At any rate the new preacher Mr. Gruffydd (Walter Pidgeon) is “all in.” He preaches the word, prays for the congregation and does visitation. (1Tim. 5:17-18) “Let the elders that rule well be counted worthy of double honour, especially they who labour in the word and doctrine. For the scripture saith, Thou shalt not muzzle the ox that treadeth out the corn. And, The labourer is worthy of his reward.” He has not been rewarded adequately for his labor, which he is willing to put up with for him­self, but his poverty scuppers his aspiration to have a wife. How could he support her adequately when he is dependent on the charity of others, neglected charity at that? His congregation doesn't live up to his goals for them, either; they are, most of them, gossipy and judgmental rather than full of the love of Jesus. It puts him in a bind where he's likely to leave town just as were the men when regular work ceased.

This is a movie—based on a book—story, not a sermon, but it leaves one with the niggling suggestion that if he has a preacher who is committed to the well being of his flock, it might be a good idea to pay him his due.

Production Values

” (1941) was directed by John Ford. Its screenplay was written by Philip Dunne based on the novel How Green Was My Valley by Richard Llewellyn. It stars Walter Pidgeon, Maureen O'Hara, and 12-year-old Roddy MacDowall. It had a top-notch supporting cast. MacDowall did an amazing job in this his first acting job. He didn't age as the years progressed, but that can be passed off as a glitch in the narrator's first person memory. All the acting was superb.

It was rated as United States: Approved; G (TV rating.) It was filmed in Malibu, as the building war closed off access to Wales. It was shot in black in white, in part because Malibu trees weren't green enough, more a washed out greenish yellow. This film was selected for the National Film Registry in 1990 for being “culturally, historically, or aesthetically significant.” The cinematography, the costumes and the scenery were all eye catching. The music was marvelous. The back­ground music was heart-rending and the Welsh choruses impressive. The beautiful black and white cinema­tog­raphy was by Arthur Miller.

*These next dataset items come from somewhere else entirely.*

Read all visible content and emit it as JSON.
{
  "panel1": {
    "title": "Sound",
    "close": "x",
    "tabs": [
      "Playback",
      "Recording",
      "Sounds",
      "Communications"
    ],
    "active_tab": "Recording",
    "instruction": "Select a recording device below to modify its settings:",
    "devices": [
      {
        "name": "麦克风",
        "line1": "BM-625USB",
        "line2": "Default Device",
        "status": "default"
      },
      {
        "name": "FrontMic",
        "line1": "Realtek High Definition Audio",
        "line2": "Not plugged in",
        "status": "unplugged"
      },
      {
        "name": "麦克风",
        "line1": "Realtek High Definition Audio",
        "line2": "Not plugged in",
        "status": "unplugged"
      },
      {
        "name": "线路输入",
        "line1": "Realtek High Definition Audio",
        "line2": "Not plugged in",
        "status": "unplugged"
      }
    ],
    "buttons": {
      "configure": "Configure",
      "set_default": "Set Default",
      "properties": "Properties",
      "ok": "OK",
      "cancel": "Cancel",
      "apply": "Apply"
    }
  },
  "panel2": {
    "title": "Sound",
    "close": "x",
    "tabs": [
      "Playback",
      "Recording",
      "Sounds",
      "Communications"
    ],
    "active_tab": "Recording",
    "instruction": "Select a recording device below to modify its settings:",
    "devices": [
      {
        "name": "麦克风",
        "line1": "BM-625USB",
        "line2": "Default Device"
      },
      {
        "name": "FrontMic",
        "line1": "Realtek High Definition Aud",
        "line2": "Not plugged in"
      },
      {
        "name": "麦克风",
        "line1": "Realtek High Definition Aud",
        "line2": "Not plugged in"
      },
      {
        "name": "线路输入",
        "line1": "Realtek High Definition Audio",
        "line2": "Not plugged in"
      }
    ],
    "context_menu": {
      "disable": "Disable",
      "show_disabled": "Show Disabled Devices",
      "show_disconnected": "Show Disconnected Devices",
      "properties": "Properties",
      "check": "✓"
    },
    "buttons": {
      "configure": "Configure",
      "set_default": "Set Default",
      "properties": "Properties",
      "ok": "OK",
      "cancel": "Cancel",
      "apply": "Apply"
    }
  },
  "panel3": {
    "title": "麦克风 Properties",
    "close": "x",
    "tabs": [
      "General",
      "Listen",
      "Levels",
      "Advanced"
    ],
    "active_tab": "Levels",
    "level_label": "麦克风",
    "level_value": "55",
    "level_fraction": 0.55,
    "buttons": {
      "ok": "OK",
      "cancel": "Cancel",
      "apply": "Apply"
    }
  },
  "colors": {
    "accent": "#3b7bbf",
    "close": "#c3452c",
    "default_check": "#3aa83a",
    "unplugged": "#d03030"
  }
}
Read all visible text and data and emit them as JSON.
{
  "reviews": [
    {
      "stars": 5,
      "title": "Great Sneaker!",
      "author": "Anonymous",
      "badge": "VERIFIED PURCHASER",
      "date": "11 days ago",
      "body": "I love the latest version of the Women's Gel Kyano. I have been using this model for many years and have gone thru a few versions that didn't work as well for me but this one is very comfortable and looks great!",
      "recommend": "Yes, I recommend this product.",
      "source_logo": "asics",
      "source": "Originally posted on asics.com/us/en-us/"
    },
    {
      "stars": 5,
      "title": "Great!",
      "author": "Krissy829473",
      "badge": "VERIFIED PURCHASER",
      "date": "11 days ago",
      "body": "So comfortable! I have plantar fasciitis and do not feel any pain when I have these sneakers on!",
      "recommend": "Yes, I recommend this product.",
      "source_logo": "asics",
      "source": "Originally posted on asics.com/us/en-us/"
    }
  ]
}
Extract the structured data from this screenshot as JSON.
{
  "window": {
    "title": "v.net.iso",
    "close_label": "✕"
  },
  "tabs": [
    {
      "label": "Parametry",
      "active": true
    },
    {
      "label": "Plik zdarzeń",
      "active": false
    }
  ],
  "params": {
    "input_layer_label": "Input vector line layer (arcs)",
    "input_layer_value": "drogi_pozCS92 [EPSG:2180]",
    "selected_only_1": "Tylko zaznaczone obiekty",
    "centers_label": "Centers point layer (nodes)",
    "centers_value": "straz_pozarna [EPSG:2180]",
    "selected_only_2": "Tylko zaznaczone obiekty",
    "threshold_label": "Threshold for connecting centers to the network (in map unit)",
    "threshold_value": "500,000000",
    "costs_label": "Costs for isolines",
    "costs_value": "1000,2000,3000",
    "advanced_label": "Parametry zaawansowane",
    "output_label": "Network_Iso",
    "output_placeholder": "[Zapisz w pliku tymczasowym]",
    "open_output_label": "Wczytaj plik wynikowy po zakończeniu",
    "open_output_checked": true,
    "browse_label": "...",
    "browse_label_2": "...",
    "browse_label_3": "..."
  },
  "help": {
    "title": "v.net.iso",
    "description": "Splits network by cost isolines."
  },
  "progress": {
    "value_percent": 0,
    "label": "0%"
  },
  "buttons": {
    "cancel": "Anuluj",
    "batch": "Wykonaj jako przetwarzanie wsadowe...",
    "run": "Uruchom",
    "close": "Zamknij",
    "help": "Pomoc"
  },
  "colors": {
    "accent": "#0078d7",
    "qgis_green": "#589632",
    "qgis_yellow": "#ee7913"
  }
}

Review Conclusion w/ Christian Recommendation

“How Green Was My Valley” was so perfectly made it brought tears to my eyes just to behold its excellence. It beat out “Citizen Kane” for Best Picture Oscar in 1941, but the latter has come to be regarded as the best picture of all time. Go figure. This one is a family-friendly masterpiece.

Movie Ratings

Action factor: Decent action scenes. Suitability for children: Suitable for all ages. Special effects: Well done special effects. Video Occasion: Good for Groups. Suspense: A few suspenseful moments. Overall movie rating: Five stars out of five.